Three principles for building government dataset catalog vocabulary
There are some ongoing interests in vocabulary for government dataset publishing. There are a number of proposals such as DERI dcat, Sunlight Lab’s guidelines and RPI’s proposal on Data-gov Vocabulary. Based on our experiences on data.gov catalog data, we found the following principles are useful for consolidate the vocabulary building process and potentially bring consensus:
- 1. modular vocabulary with minimal core
- keep the core vocabulary small and stable, only include a small set of frequently used (or required) terms
- allow extensions contributed by anyone. Extensions should be connected to the core ontology and be possible to be promoted to core status later.
- 2. choice of term
- make it easy for curator to produce metadata using the term, e.g. do they need to specify data quality ?

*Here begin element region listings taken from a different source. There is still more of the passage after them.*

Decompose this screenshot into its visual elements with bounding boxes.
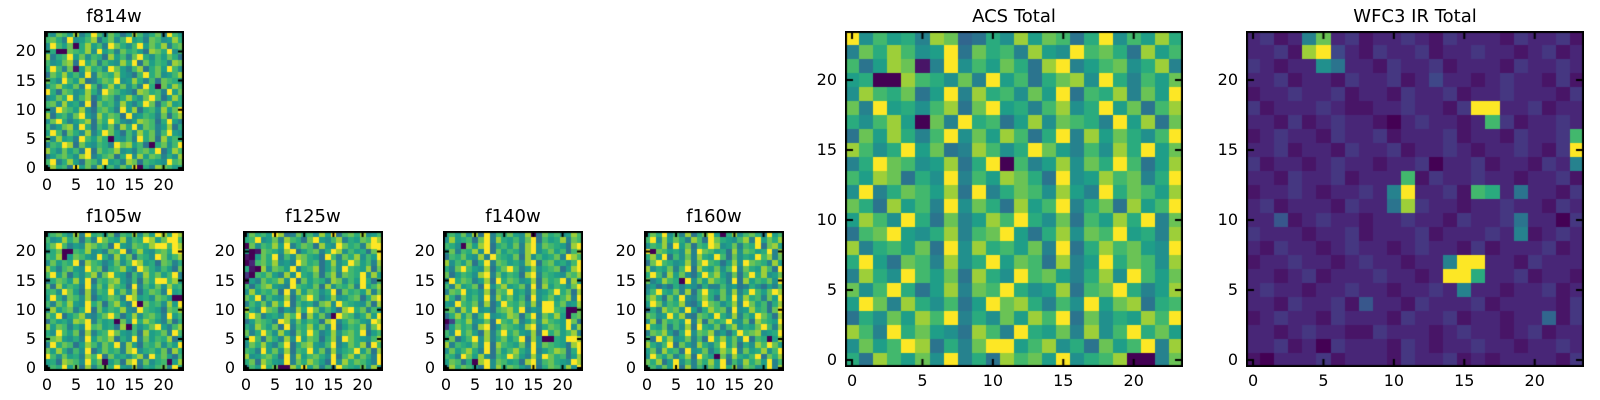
heatmap-acs_total — [845, 31, 1183, 367]
x-tick-label: 15 — [124, 175, 145, 194]
x-tick-label: 20 — [153, 175, 174, 194]
x-tick-label: 10 — [294, 375, 315, 394]
heatmap-f125w — [243, 231, 383, 371]
heatmap-f160w — [644, 231, 784, 371]
x-tick-label: 0 — [41, 375, 52, 394]
x-tick-label: 15 — [523, 375, 544, 394]
y-tick-label: 10 — [1217, 210, 1238, 229]
x-tick-label: 5 — [670, 375, 682, 394]
y-tick-label: 10 — [414, 299, 435, 319]
y-tick-label: 5 — [424, 328, 435, 348]
y-tick-label: 0 — [25, 358, 36, 378]
y-tick-label: 15 — [816, 140, 837, 159]
heatmap-wfc3_ir_total — [1246, 31, 1584, 367]
x-tick-label: 5 — [469, 375, 481, 394]
x-tick-label: 0 — [41, 175, 52, 194]
y-tick-label: 0 — [1227, 350, 1238, 369]
x-tick-label: 5 — [70, 175, 82, 194]
x-tick-label: 10 — [494, 375, 515, 394]
y-tick-label: 10 — [615, 299, 636, 319]
y-tick-label: 5 — [25, 128, 36, 148]
y-tick-label: 5 — [1227, 280, 1238, 299]
y-tick-label: 5 — [224, 328, 235, 348]
x-tick-label: 15 — [1053, 371, 1074, 390]
x-tick-label: 5 — [70, 375, 82, 394]
y-tick-label: 10 — [214, 299, 235, 319]
y-tick-label: 20 — [15, 41, 36, 61]
x-tick-label: 5 — [917, 371, 928, 390]
y-tick-label: 5 — [25, 328, 36, 348]
y-tick-label: 15 — [414, 270, 435, 290]
panel-title-f814w: f814w — [86, 6, 142, 27]
x-tick-label: 10 — [695, 375, 716, 394]
y-tick-label: 20 — [414, 241, 435, 261]
x-tick-label: 10 — [95, 175, 116, 194]
y-tick-label: 15 — [214, 270, 235, 290]
y-tick-label: 15 — [15, 70, 36, 90]
x-tick-label: 20 — [552, 375, 573, 394]
y-tick-label: 15 — [15, 270, 36, 290]
panel-title-f140w: f140w — [485, 206, 541, 227]
panel-title-f105w: f105w — [86, 206, 142, 227]
heatmap-f140w — [443, 231, 583, 371]
y-tick-label: 15 — [1217, 140, 1238, 159]
x-tick-label: 20 — [352, 375, 373, 394]
heatmap-f814w — [44, 31, 184, 171]
x-tick-label: 10 — [982, 371, 1004, 390]
x-tick-label: 15 — [1454, 371, 1475, 390]
heatmap-f105w — [44, 231, 184, 371]
y-tick-label: 15 — [615, 270, 636, 290]
x-tick-label: 0 — [440, 375, 451, 394]
y-tick-label: 5 — [826, 280, 837, 299]
x-tick-label: 0 — [240, 375, 251, 394]
y-tick-label: 0 — [826, 350, 837, 369]
x-tick-label: 20 — [1524, 371, 1545, 390]
x-tick-label: 5 — [269, 375, 281, 394]
x-tick-label: 15 — [124, 375, 145, 394]
x-tick-label: 0 — [846, 371, 858, 390]
panel-title-wfc3_ir_total: WFC3 IR Total — [1353, 6, 1477, 27]
y-tick-label: 20 — [615, 241, 636, 261]
y-tick-label: 0 — [25, 158, 36, 178]
y-tick-label: 0 — [424, 358, 435, 378]
x-tick-label: 15 — [724, 375, 745, 394]
y-tick-label: 20 — [816, 70, 837, 89]
panel-title-f125w: f125w — [285, 206, 341, 227]
y-tick-label: 0 — [224, 358, 235, 378]
x-tick-label: 20 — [753, 375, 774, 394]
panel-title-acs_total: ACS Total — [972, 6, 1056, 27]
y-tick-label: 0 — [625, 358, 636, 378]
y-tick-label: 5 — [625, 328, 636, 348]
y-tick-label: 20 — [214, 241, 235, 261]
y-tick-label: 10 — [15, 99, 36, 119]
x-tick-label: 20 — [1123, 371, 1144, 390]
x-tick-label: 0 — [641, 375, 652, 394]
x-tick-label: 15 — [323, 375, 344, 394]
y-tick-label: 10 — [816, 210, 837, 229]
x-tick-label: 5 — [1318, 371, 1329, 390]
x-tick-label: 20 — [153, 375, 174, 394]
x-tick-label: 10 — [1383, 371, 1405, 390]
x-tick-label: 0 — [1247, 371, 1259, 390]
y-tick-label: 20 — [1217, 70, 1238, 89]
y-tick-label: 20 — [15, 241, 36, 261]
panel-title-f160w: f160w — [686, 206, 742, 227]
x-tick-label: 10 — [95, 375, 116, 394]
y-tick-label: 10 — [15, 299, 36, 319]
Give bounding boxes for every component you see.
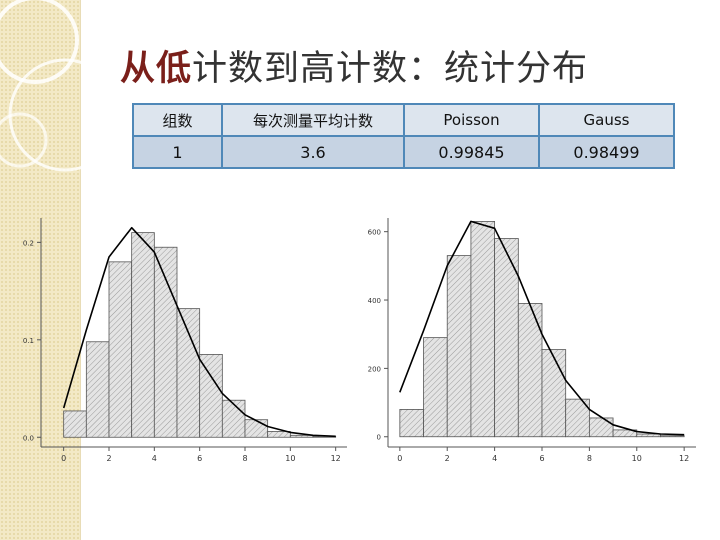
histogram-chart-left: 0 2 4 6 8 10 12 0.0 0.1 0.2 bbox=[13, 210, 353, 465]
x-tick-label: 8 bbox=[242, 454, 247, 463]
histogram-bar bbox=[221, 399, 246, 438]
x-tick-label: 8 bbox=[587, 454, 592, 463]
histogram-bar bbox=[446, 255, 472, 438]
slide-title-emphasis: 从低 bbox=[120, 49, 193, 89]
histogram-bar bbox=[176, 308, 201, 438]
table-cell: 0.98499 bbox=[538, 135, 675, 169]
y-tick-label: 600 bbox=[368, 229, 381, 237]
slide-title-rest: 计数到高计数：统计分布 bbox=[192, 49, 589, 89]
histogram-right-svg: 0 2 4 6 8 10 12 0 200 400 600 bbox=[368, 218, 696, 463]
x-tick-label: 6 bbox=[197, 454, 202, 463]
histogram-bar bbox=[588, 417, 614, 438]
x-tick-label: 12 bbox=[331, 454, 341, 463]
histogram-bar bbox=[660, 435, 685, 438]
x-tick-label: 4 bbox=[152, 454, 157, 463]
histogram-bar bbox=[63, 410, 87, 438]
y-tick-label: 400 bbox=[368, 297, 381, 305]
table-header: 每次测量平均计数 bbox=[221, 103, 405, 137]
histogram-bar bbox=[131, 232, 155, 438]
y-tick-label: 0.1 bbox=[23, 337, 34, 345]
summary-table: 组数 每次测量平均计数 Poisson Gauss 1 3.6 0.99845 … bbox=[132, 103, 675, 169]
y-tick-label: 0.0 bbox=[23, 434, 34, 442]
table-header: Poisson bbox=[403, 103, 540, 137]
x-tick-label: 10 bbox=[632, 454, 642, 463]
fit-curve bbox=[399, 220, 685, 436]
x-tick-label: 2 bbox=[106, 454, 111, 463]
x-tick-label: 0 bbox=[61, 454, 66, 463]
histogram-bar bbox=[267, 431, 291, 438]
x-tick-label: 10 bbox=[285, 454, 295, 463]
histogram-bar bbox=[423, 337, 448, 438]
histogram-chart-right: 0 2 4 6 8 10 12 0 200 400 600 bbox=[358, 210, 700, 465]
fit-curve bbox=[62, 226, 336, 438]
decorative-rings bbox=[0, 0, 122, 172]
x-tick-label: 6 bbox=[539, 454, 544, 463]
table-cell: 1 bbox=[132, 135, 223, 169]
y-tick-label: 200 bbox=[368, 365, 381, 373]
histogram-bar bbox=[541, 349, 567, 438]
y-tick-label: 0 bbox=[377, 434, 381, 442]
x-tick-label: 4 bbox=[492, 454, 497, 463]
table-cell: 0.99845 bbox=[403, 135, 540, 169]
slide-title: 从低计数到高计数：统计分布 bbox=[120, 40, 588, 91]
x-tick-label: 2 bbox=[445, 454, 450, 463]
histogram-bar bbox=[85, 341, 110, 438]
histogram-bar bbox=[399, 409, 424, 438]
x-tick-label: 12 bbox=[679, 454, 689, 463]
histogram-bar bbox=[199, 354, 223, 438]
table-row: 1 3.6 0.99845 0.98499 bbox=[132, 135, 675, 169]
histogram-bar bbox=[612, 429, 638, 438]
histogram-bar bbox=[470, 221, 496, 438]
histogram-bar bbox=[108, 261, 133, 438]
histogram-bar bbox=[153, 246, 178, 438]
y-tick-label: 0.2 bbox=[23, 239, 34, 247]
histogram-left-svg: 0 2 4 6 8 10 12 0.0 0.1 0.2 bbox=[23, 218, 347, 463]
x-tick-label: 0 bbox=[397, 454, 402, 463]
table-header: 组数 bbox=[132, 103, 223, 137]
table-header: Gauss bbox=[538, 103, 675, 137]
histogram-bar bbox=[244, 419, 269, 438]
table-header-row: 组数 每次测量平均计数 Poisson Gauss bbox=[132, 103, 675, 137]
table-cell: 3.6 bbox=[221, 135, 405, 169]
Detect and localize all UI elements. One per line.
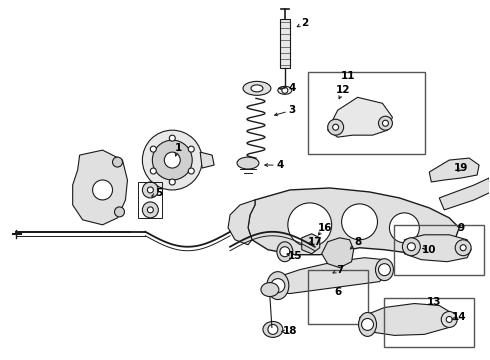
Text: 4: 4 (288, 84, 295, 93)
Ellipse shape (359, 312, 376, 336)
Text: 3: 3 (288, 105, 295, 115)
Circle shape (328, 119, 343, 135)
Circle shape (407, 243, 416, 251)
Circle shape (460, 245, 466, 251)
Ellipse shape (243, 81, 271, 95)
Polygon shape (248, 188, 459, 255)
Circle shape (169, 179, 175, 185)
Circle shape (150, 168, 156, 174)
Text: 2: 2 (301, 18, 308, 28)
Circle shape (446, 316, 452, 323)
Text: 13: 13 (427, 297, 441, 306)
Bar (385, 298, 474, 347)
Circle shape (362, 319, 373, 330)
Circle shape (271, 279, 285, 293)
Circle shape (441, 311, 457, 328)
Bar (308, 270, 368, 324)
Polygon shape (404, 235, 471, 262)
Circle shape (383, 120, 389, 126)
Polygon shape (200, 152, 214, 168)
Text: 4: 4 (276, 160, 284, 170)
Bar (394, 225, 484, 275)
Circle shape (147, 207, 153, 213)
Ellipse shape (237, 157, 259, 169)
Text: 7: 7 (336, 265, 343, 275)
Text: 18: 18 (283, 327, 297, 336)
Polygon shape (322, 238, 354, 268)
Circle shape (390, 213, 419, 243)
Text: 12: 12 (335, 85, 350, 95)
Circle shape (115, 207, 124, 217)
Text: 16: 16 (318, 223, 332, 233)
Circle shape (333, 124, 339, 130)
Ellipse shape (267, 272, 289, 300)
Bar (280, 19, 290, 68)
Circle shape (150, 146, 156, 152)
Circle shape (143, 202, 158, 218)
Circle shape (268, 324, 278, 334)
Circle shape (280, 247, 290, 257)
Circle shape (188, 146, 194, 152)
Circle shape (93, 180, 113, 200)
Text: 10: 10 (422, 245, 437, 255)
Text: 1: 1 (174, 143, 182, 153)
Polygon shape (73, 150, 127, 225)
Ellipse shape (263, 321, 283, 337)
Polygon shape (328, 97, 392, 137)
Circle shape (164, 152, 180, 168)
Ellipse shape (261, 283, 279, 297)
Circle shape (455, 240, 471, 256)
Circle shape (143, 182, 158, 198)
Ellipse shape (375, 259, 393, 280)
Ellipse shape (278, 86, 292, 94)
Circle shape (288, 203, 332, 247)
Text: 5: 5 (155, 188, 162, 198)
Circle shape (378, 264, 391, 276)
Text: 19: 19 (454, 163, 468, 173)
Bar (308, 72, 425, 154)
Circle shape (169, 135, 175, 141)
Circle shape (113, 157, 122, 167)
Polygon shape (360, 303, 454, 336)
Polygon shape (302, 234, 319, 254)
Circle shape (143, 130, 202, 190)
Ellipse shape (251, 85, 263, 92)
Text: 17: 17 (307, 237, 322, 247)
Text: 8: 8 (354, 237, 361, 247)
Circle shape (147, 187, 153, 193)
Ellipse shape (277, 242, 293, 262)
Text: 11: 11 (341, 71, 355, 81)
Circle shape (282, 87, 288, 93)
Circle shape (342, 204, 377, 240)
Polygon shape (268, 258, 390, 293)
Text: 9: 9 (458, 223, 465, 233)
Circle shape (188, 168, 194, 174)
Bar (138, 182, 162, 218)
Circle shape (402, 238, 420, 256)
Text: 15: 15 (288, 251, 302, 261)
Polygon shape (429, 158, 479, 182)
Text: 14: 14 (452, 312, 466, 323)
Polygon shape (228, 200, 255, 245)
Circle shape (378, 116, 392, 130)
Polygon shape (439, 178, 490, 210)
Text: 6: 6 (334, 287, 341, 297)
Circle shape (152, 140, 192, 180)
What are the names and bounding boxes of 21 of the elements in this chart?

- make it clear on the expected range of term , e.g. should they use “New York” or “dbpedia:New_York” for spatial coverage? does it require a controlled vocabulary? A validator would be very helpful
- make it clear on the expected use of term, e.g. can it be displayed in rich snippet? can it be used in SPARQL query, search or facet browsing?
- try to reuse a term from existing popular vocabulary
- identify the required, recommended, and optional terms
- 3. best practices for actual usage
- we certainly want the metadata to be part of linked data, but that is not the end. We would like to see the linked data actually being used by users who don’t know much about the semantic web.
- we should consider make vocabulary available in different formats for a wider range of users , e.g. RDFa, Microformat, ATOM, JSON, XML Schema, OData
- we should build use cases, tools and demos to exhibit the use of vocabulary to promote adoption
comments are welcome.
Li Ding @ RPI